Ngōlō won, and from then on Ngōlō claimed that the ākrū belonged to him.

And so, the tale goes—this is how the ākrū’s horns became curved, and why it has a body that slants downwards, and why it has a short tail.”

“Naya, have you ever seen the ākrū?” asked Jeeha.

“Very few people have seen the ākrū. Hunters who have trekked up to where the ground is covered with snow, often talk about the ākrū.

Some say they move in large numbers, even groups as large as 300! Who knows if this is true? I have never seen one,” said Naya.

Jeeha was now very curious to see this ākrū. He decided that one day, when he was older, he would trek up the Dibang mountains with his father, and who knows, maybe he would see an ākrū! And he fell asleep on Naya’s lap, dreaming of the ākrū, and the snow-covered mountains.

This is one of the many tales told by the Idu Mishmi. With the lack of a written script, most of these stories are orally passed down through generations. Idu Mishmi lore is rich with tales about mammals, birds, grasshoppers, and frogs, which also tells us a lot about their natural landscape.

The takin is one of the animals that appears in the mythological stories of the Idu Mishmi.
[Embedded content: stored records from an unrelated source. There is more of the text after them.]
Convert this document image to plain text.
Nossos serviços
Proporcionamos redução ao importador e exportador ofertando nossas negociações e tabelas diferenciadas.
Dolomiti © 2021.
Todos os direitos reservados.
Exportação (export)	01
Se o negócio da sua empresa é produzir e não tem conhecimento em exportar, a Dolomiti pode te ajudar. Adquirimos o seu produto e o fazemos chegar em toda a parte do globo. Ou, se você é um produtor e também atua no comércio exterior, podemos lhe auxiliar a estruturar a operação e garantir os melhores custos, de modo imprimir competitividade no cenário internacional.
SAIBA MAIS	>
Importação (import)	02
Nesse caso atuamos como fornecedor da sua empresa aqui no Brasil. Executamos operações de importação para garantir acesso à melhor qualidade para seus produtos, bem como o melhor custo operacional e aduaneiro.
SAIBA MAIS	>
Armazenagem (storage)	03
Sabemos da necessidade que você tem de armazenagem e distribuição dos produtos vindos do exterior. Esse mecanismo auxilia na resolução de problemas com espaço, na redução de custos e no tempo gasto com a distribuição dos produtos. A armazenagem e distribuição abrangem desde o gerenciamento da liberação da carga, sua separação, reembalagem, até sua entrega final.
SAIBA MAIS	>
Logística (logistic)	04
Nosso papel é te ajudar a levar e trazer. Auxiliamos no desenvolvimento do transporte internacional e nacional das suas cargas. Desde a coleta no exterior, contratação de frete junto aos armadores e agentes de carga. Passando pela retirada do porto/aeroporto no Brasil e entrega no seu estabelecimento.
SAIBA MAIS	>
Locally called the ākrū’, it is a wild goat-antelope found in parts of Arunachal Pradesh, Myanmar, China and Bhutan. One of the four subspecies is the Mishmi takin (Budorcas taxicolor taxicolor). In Arunachal Pradesh, the presence of takin has been recorded on the higher peaks and ridges of Tawang, Siang valley, Lower Dibang valley, Anjaw, and southern Lohit districts. According to the IUCN, it is categorized as ‘vulnerable’, indicating that their population is decreasing. The Indian Wildlife Protection Act (1972) classifies the takin as a Schedule I species, a status similar to that of the tiger.
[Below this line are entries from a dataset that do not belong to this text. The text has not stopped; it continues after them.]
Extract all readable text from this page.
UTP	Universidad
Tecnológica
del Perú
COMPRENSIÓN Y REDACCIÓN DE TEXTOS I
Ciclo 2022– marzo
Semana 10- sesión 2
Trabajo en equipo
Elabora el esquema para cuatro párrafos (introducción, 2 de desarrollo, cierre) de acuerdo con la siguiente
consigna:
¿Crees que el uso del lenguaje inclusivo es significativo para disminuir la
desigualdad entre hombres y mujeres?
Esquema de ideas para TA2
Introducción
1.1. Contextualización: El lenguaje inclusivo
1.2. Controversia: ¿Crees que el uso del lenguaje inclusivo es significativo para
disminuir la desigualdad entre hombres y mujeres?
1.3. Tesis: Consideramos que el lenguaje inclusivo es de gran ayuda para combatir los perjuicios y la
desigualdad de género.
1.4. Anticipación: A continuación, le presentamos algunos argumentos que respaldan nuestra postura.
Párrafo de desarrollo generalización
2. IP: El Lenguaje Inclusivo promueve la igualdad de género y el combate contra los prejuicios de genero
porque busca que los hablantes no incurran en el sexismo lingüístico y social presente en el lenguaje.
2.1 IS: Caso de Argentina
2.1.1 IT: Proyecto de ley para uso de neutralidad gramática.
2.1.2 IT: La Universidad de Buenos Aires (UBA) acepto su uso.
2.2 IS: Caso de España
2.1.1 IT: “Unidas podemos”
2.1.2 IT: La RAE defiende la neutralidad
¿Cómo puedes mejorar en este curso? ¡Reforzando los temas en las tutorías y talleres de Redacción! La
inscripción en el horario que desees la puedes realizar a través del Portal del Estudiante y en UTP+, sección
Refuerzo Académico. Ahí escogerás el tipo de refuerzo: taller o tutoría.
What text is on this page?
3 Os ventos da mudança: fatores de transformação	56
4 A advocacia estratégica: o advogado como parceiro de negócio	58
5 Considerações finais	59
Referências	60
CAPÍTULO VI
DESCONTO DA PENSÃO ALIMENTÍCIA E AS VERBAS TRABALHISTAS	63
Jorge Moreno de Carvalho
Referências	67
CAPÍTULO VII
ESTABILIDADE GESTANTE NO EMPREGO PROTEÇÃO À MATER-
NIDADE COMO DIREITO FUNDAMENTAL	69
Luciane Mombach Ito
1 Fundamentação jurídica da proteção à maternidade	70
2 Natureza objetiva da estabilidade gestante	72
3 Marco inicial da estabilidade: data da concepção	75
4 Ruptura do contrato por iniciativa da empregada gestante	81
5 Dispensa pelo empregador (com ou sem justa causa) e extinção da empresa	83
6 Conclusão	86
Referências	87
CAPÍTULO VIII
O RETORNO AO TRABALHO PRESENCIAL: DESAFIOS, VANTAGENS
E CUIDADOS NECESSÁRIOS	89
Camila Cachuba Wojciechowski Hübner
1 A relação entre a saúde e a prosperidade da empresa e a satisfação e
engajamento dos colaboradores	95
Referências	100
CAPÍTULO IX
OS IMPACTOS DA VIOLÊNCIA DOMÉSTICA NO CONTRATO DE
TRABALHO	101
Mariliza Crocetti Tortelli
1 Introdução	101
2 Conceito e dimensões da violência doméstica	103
The Idu Mishmi are one of the three subgroups of the Mishmi–one of the 26 major tribal groups of Arunachal Pradesh. The Idu Mishmi live in the Dibang Valley and Lower Dibang Valley districts of Arunachal Pradesh, with a small population in the Upper Siang district. The Dibang Valley district is the least populated district in India, with a population of about 14000 Idu Mishmi. The region is known for its rich wildlife, beautiful snow-clad mountains, and high altitude wetlands. The Idu Mishmi are primarily dependent on swidden cultivation and forest produce: Life in the high mountains adjoining the Sino-India border is tough, because of the rugged terrain and harsh weather conditions. Animals are an integral part of their culture and life.
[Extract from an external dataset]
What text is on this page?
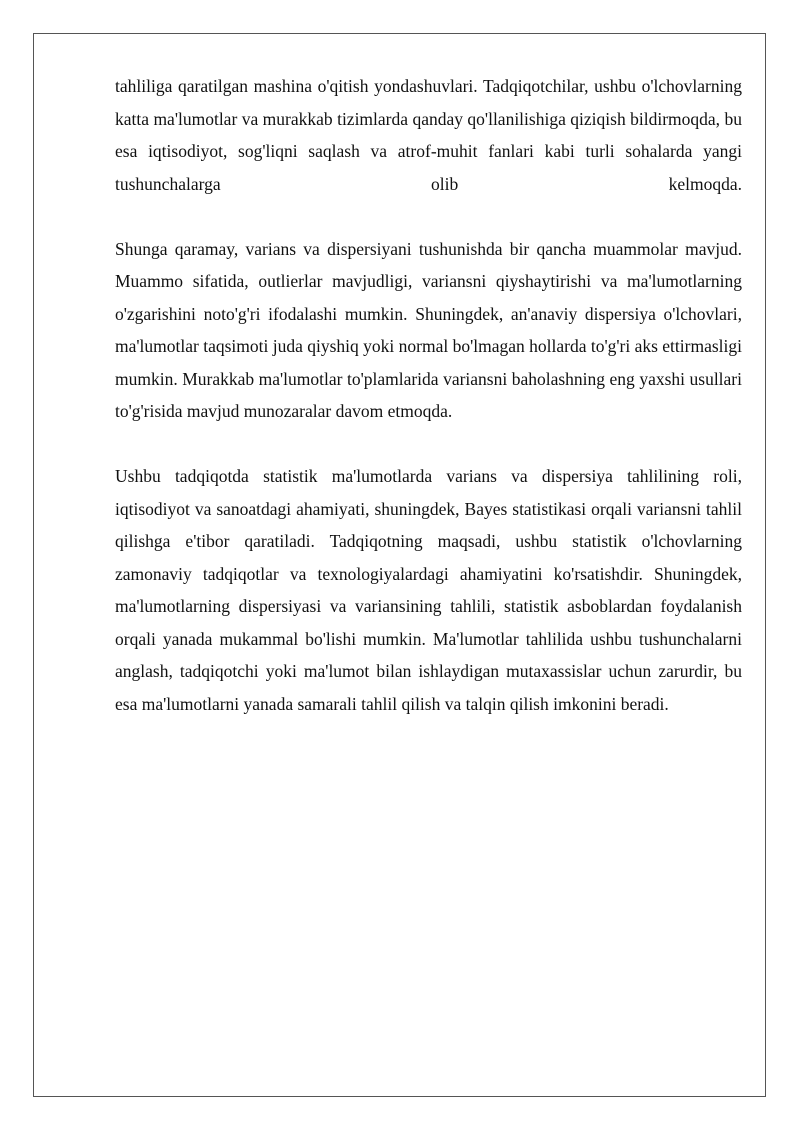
tahliliga qaratilgan mashina o'qitish yondashuvlari. Tadqiqotchilar, ushbu o'lchovlarning katta ma'lumotlar va murakkab tizimlarda qanday qo'llanilishiga qiziqish bildirmoqda, bu esa iqtisodiyot, sog'liqni saqlash va atrof-muhit fanlari kabi turli sohalarda yangi tushunchalarga olib kelmoqda.

Shunga qaramay, varians va dispersiyani tushunishda bir qancha muammolar mavjud. Muammo sifatida, outlierlar mavjudligi, variansni qiyshaytirishi va ma'lumotlarning o'zgarishini noto'g'ri ifodalashi mumkin. Shuningdek, an'anaviy dispersiya o'lchovlari, ma'lumotlar taqsimoti juda qiyshiq yoki normal bo'lmagan hollarda to'g'ri aks ettirmasligi mumkin. Murakkab ma'lumotlar to'plamlarida variansni baholashning eng yaxshi usullari to'g'risida mavjud munozaralar davom etmoqda.

Ushbu tadqiqotda statistik ma'lumotlarda varians va dispersiya tahlilining roli, iqtisodiyot va sanoatdagi ahamiyati, shuningdek, Bayes statistikasi orqali variansni tahlil qilishga e'tibor qaratiladi. Tadqiqotning maqsadi, ushbu statistik o'lchovlarning zamonaviy tadqiqotlar va texnologiyalardagi ahamiyatini ko'rsatishdir. Shuningdek, ma'lumotlarning dispersiyasi va variansining tahlili, statistik asboblardan foydalanish orqali yanada mukammal bo'lishi mumkin. Ma'lumotlar tahlilida ushbu tushunchalarni anglash, tadqiqotchi yoki ma'lumot bilan ishlaydigan mutaxassislar uchun zarurdir, bu esa ma'lumotlarni yanada samarali tahlil qilish va talqin qilish imkonini beradi.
This is one of the stories narrated by Ananta Meme, a friend, an Idu Mishmi, and a resident of the Dibang Valley district. We have retold the story so that it can be shared with a wider audience.

Dedication

I (AA), met Jeeha Tacho in 2012 when I started my PhD fieldwork in Anini, the district headquarters of Dibang Valley of Arunachal Pradesh. I stayed with his family, in Jeeha’s home for a year. He was 10 years old. We became good friends and spent time birdwatching, plucking fruits, and cooking. In 2017, Jeeha’s life was cut short in a tragic accident close to Etabe village. This story is dedicated to him.